There is no error, the programme doesn't terminate or give any output!!
Log of zookeeper
2016-02-18 17:31:31,790 [myid:] - INFO [NIOServerCxn.Factory:0.0.0.0/0.0.0.0:2181:NIOServerCnxnFactory#197] - Accepted socket connection from /127.0.0.1:33338
2016-02-18 17:31:31,793 [myid:] - INFO [NIOServerCxn.Factory:0.0.0.0/0.0.0.0:2181:ZooKeeperServer#868] - Client attempting to establish new session at /127.0.0.1:33338
2016-02-18 17:31:31,821 [myid:] - INFO [SyncThread:0:ZooKeeperServer#617] - Established session 0x152f4265b0b0009 with negotiated timeout 6000 for client /127.0.0.1:33338
2016-02-18 17:31:31,891 [myid:] - INFO [ProcessThread(sid:0 cport:-1)::PrepRequestProcessor#645] - Got user-level KeeperException when processing sessionid:0x152f4265b0b0009 type:create cxid:0x1 zxid:0x718 txntype:-1 reqpath:n/a Error Path:/consumers Error:KeeperErrorCode = NodeExists for /consumers
2016-02-18 17:31:31,892 [myid:] - INFO [ProcessThread(sid:0 cport:-1)::PrepRequestProcessor#645] - Got user-level KeeperException when processing sessionid:0x152f4265b0b0009 type:create cxid:0x2 zxid:0x719 txntype:-1 reqpath:n/a Error Path:/consumers/artinew Error:KeeperErrorCode = NodeExists for /consumers/artinew
2016-02-18 17:31:31,892 [myid:] - INFO [ProcessThread(sid:0 cport:-1)::PrepRequestProcessor#645] - Got user-level KeeperException when processing sessionid:0x152f4265b0b0009 type:create cxid:0x3 zxid:0x71a txntype:-1 reqpath:n/a Error Path:/consumers/artinew/ids Error:KeeperErrorCode = NodeExists for /consumers/artinew/ids
2016-02-18 17:31:32,000 [myid:] - INFO [SessionTracker:ZooKeeperServer#347] - Expiring session 0x152f4265b0b0008, timeout of 6000ms exceeded
2016-02-18 17:31:32,000 [myid:] - INFO [ProcessThread(sid:0 cport:-1)::PrepRequestProcessor#494] - Processed session termination for sessionid: 0x152f4265b0b0008
2016-02-18 17:31:32,002 [myid:] - INFO [SyncThread:0:NIOServerCnxn#1007] - Closed socket connection for client /127.0.0.1:33337 which had sessionid 0x152f4265b0b0
I am getting this in Kafka console in infinite loop. please explain
[2016-02-17 20:50:08,594] INFO Closing socket connection to /xx.xx.xx.xx. (kafka.network.Processor)

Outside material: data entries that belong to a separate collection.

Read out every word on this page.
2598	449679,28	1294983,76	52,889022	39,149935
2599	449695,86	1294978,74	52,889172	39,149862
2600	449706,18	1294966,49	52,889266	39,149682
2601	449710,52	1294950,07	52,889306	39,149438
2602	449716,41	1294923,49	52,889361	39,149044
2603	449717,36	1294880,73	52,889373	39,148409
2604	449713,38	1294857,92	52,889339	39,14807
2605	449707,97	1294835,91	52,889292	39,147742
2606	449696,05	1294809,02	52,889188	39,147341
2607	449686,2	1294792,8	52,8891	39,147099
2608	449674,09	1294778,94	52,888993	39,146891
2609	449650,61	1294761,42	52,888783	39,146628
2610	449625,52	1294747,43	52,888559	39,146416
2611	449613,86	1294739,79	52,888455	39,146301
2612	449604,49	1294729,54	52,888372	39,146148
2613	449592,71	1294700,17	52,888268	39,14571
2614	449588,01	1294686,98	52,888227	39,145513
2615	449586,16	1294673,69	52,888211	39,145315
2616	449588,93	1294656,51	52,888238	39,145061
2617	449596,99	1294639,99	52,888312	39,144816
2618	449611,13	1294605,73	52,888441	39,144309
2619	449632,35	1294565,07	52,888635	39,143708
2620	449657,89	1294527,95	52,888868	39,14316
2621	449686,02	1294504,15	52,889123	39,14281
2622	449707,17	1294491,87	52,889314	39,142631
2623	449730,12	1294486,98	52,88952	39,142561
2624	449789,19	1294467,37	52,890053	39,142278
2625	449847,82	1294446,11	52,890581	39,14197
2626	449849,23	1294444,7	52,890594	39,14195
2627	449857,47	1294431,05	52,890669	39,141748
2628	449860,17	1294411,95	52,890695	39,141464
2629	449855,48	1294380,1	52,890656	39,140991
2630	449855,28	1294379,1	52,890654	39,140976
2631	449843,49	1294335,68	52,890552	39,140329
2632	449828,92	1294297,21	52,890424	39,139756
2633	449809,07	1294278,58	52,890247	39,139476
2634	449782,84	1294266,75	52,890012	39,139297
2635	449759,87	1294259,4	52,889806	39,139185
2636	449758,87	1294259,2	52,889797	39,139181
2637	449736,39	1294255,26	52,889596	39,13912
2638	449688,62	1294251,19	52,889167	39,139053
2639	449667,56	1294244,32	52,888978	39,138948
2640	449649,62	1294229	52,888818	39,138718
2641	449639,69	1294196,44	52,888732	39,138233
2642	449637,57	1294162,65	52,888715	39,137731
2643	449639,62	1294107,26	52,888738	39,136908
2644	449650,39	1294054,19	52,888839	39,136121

[2016-02-17 20:50:08,174] INFO Closing socket connection to /xx.xx.xx.xx. (kafka.network.Processor)
[2016-02-17 20:50:08,385] INFO Closing socket connection to /xx.xx.xx.xx. (kafka.network.Processor)
[2016-02-17 20:50:08,760] INFO Closing socket connection to /xx.xx.xx.xx. (kafka.network.Processor)
i created the topic in the following manner
bin/kafka-topics.sh --create --zookeeper localhost:2181 --replication-factor 1 --partitions 5 --topic topic1
i am able to consume it in command prompt using
bin/kafka-console-consumer.sh --zookeeper localhost:2181 --from-beginning --topic topic1
Not able to understand what is the issue.
Try localhost instead of 127.0.0.1 in code to make sure local resolution is working fine.